Another bit titled "Religions, Inc.," satirized religious leaders of the day -- among them Billy Graham and Orel Roberts -- and carrying on as though at a business meeting.

On the subject of media's influence on children, Lenny once said, "I'd prefer my kid watch a stag movie rather than 'King of Kings.' Because there's killing in 'King of Kings' and I don't want my kid to kill Christ when he comes back."

Regarding racism and bigotry, Lenny once said to an audience, "You and I know what a Jew is" -- Lenny was Jewish -- "one who killed the Lord." He then took the satire further: rather than trying to reason with that faulty, ridiculous logic, he decided to confess: "We did it, I did it -- my family did it. We found a note in the basement that said, 'We did Him in,' signed Morty."

Lenny was considered "dirty" in America, but in Canada and Europe he was regarded as a satirist on par with Rabelais and Jonathan Swift. London Observer critic, Kenneth Tynan, was among his proponents, as were the young cast of comedians who would ultimately become Monty Python. In the end, though, Lenny was deported from England and from Australia because the establishment simply felt too threatened by his comedy.

By 1964, Lenny had been arrested more than a dozen times and had cases pending in Los Angeles, Chicago and New York. He began arguing his legal case on the nightclub stage. Nightclub owners across the country were threatened by authorities not to book Lenny Bruce. At one point, authorities took away his cabaret card, rendering him unable to work.

The trials and the lawyers and legal arguments exhausted Lenny, who never gave up hope that if he just perform his act before a judge, everything would be solved. But courts do not work in such a straightforward manner. To the end, Lenny believed in the power of words, but the judicial system kept him from harnessing them to bring his argument to the fore in any meaningful way.

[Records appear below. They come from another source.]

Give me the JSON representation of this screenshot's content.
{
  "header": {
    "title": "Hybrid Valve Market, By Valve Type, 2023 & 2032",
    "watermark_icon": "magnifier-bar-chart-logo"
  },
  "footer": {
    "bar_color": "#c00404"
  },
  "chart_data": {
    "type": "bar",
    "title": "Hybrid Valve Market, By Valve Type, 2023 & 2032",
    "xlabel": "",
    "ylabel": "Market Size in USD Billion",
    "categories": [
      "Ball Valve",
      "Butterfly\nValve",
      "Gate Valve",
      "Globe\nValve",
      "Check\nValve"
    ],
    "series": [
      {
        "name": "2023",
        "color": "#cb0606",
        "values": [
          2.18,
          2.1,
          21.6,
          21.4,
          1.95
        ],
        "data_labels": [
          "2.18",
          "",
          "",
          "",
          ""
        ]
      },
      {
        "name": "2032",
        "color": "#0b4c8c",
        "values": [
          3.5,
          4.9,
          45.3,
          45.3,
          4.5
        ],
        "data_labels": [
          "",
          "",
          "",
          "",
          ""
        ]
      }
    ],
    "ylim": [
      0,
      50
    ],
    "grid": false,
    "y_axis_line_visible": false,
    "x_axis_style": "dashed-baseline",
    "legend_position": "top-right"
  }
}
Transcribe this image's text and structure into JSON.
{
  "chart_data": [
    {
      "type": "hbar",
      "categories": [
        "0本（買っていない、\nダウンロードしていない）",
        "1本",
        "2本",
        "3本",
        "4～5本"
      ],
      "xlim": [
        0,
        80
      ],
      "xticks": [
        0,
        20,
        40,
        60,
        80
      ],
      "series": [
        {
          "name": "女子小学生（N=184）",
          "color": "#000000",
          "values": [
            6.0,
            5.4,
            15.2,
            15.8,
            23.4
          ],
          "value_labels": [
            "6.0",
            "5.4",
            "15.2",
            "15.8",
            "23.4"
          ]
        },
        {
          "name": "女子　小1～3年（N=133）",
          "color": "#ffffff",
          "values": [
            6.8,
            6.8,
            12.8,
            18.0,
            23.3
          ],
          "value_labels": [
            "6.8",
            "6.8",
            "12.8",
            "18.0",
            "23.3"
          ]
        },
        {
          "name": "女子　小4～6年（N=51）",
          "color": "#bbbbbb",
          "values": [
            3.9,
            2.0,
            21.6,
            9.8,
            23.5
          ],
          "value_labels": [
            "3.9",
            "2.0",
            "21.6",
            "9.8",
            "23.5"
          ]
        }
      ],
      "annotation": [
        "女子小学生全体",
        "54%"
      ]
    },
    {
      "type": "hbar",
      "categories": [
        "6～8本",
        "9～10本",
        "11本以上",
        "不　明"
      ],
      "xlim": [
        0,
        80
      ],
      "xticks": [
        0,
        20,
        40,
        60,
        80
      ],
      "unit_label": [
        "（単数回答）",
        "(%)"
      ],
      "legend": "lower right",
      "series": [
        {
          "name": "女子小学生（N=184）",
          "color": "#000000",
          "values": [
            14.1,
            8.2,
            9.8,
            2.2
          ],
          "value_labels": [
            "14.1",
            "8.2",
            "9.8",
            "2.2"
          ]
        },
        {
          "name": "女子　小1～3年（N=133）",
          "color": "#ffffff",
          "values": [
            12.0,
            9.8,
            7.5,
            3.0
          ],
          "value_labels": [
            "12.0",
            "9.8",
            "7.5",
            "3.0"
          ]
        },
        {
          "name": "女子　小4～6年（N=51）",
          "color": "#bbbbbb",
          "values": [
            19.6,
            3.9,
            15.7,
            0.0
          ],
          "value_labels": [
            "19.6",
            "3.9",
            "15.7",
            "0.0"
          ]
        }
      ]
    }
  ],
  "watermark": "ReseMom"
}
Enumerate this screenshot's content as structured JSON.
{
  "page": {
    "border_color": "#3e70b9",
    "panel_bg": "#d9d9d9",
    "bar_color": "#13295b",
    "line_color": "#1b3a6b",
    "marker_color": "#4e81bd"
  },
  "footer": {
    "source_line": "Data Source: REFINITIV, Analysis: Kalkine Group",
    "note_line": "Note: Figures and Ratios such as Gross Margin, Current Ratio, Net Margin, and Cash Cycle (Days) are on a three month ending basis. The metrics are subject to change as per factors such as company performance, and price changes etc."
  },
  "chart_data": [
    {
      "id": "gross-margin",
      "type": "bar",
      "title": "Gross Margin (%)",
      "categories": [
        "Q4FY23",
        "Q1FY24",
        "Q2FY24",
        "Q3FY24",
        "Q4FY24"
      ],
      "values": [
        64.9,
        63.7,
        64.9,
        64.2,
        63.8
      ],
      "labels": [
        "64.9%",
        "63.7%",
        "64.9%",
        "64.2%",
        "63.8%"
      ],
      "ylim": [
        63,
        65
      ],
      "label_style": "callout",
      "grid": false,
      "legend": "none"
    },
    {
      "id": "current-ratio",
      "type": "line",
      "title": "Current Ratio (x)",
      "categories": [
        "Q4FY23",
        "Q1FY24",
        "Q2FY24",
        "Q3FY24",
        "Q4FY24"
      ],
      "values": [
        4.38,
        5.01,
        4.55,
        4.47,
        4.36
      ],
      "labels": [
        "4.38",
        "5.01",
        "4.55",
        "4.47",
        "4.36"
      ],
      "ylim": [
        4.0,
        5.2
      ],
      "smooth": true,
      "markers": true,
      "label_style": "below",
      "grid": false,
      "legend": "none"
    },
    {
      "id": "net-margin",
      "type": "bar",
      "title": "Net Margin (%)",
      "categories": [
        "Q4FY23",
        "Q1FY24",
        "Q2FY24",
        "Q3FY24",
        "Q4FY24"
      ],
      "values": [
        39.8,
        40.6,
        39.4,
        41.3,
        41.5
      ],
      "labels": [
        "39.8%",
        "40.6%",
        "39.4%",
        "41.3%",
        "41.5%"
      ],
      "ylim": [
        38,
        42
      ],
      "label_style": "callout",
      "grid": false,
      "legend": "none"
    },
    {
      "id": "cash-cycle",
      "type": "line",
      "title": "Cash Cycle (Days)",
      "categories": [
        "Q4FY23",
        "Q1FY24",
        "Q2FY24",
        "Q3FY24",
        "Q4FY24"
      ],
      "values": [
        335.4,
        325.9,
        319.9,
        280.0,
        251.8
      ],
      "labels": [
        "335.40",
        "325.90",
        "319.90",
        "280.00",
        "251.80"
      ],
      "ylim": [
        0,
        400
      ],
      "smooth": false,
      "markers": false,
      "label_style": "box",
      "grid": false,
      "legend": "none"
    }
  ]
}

After years of countless arrests and court battles across the country, Lenny Bruce died of a morphine overdose on August 3, 1966. He was immediately enshrined as a secular saint in popular culture, as "Father Bruce," in a Jefferson Airplane song, and a song about him appeared on Bob Dylan's late 70s album, Saved. Only a few years after his passing, stage plays of his life and act and comedy were performed to rave reviews and packed theaters. In 1974, Bob Fosse directed Dustin Hoffman in a bio pic titled Lenny.

Fred Baker's documentary Lenny Bruce Without Tears delivers what it promises -- an uncompromising look at one of the most brilliant and controversial public figures in the later part of the 20th century. It's not a sentimental, hero worshipping look at Lenny, but a fitting eptiaph for a comedian who left the world much changed from how he'd found it at the beginning of his 40-year life.

Lenny found his voice and vision as an MC in third rate strip clubs, introducing dancers and doing shtick in between acts. Since the audience was there to see the strippers, Lenny found he could say anything that came to mind and always got the same reaction: no reaction. After a while, though, he found that he was consistently cracking up the band, jazzmen earning stale pay checks accompanying the dancers.

By the late 1950s, Lenny was headlining in nightclubs in Chicago, New York and San Francisco. He took his act from his daily life, commenting items in the news, and generally riffing on the hypocrisies of the day.

The film opens with Lenny entering an office in what appears to be a courthouse. There are fans and observers and even a camera crew on hand. When asked by a voice offscreen what the purpose of his visit is, Lenny states, "I'd like to report a crime."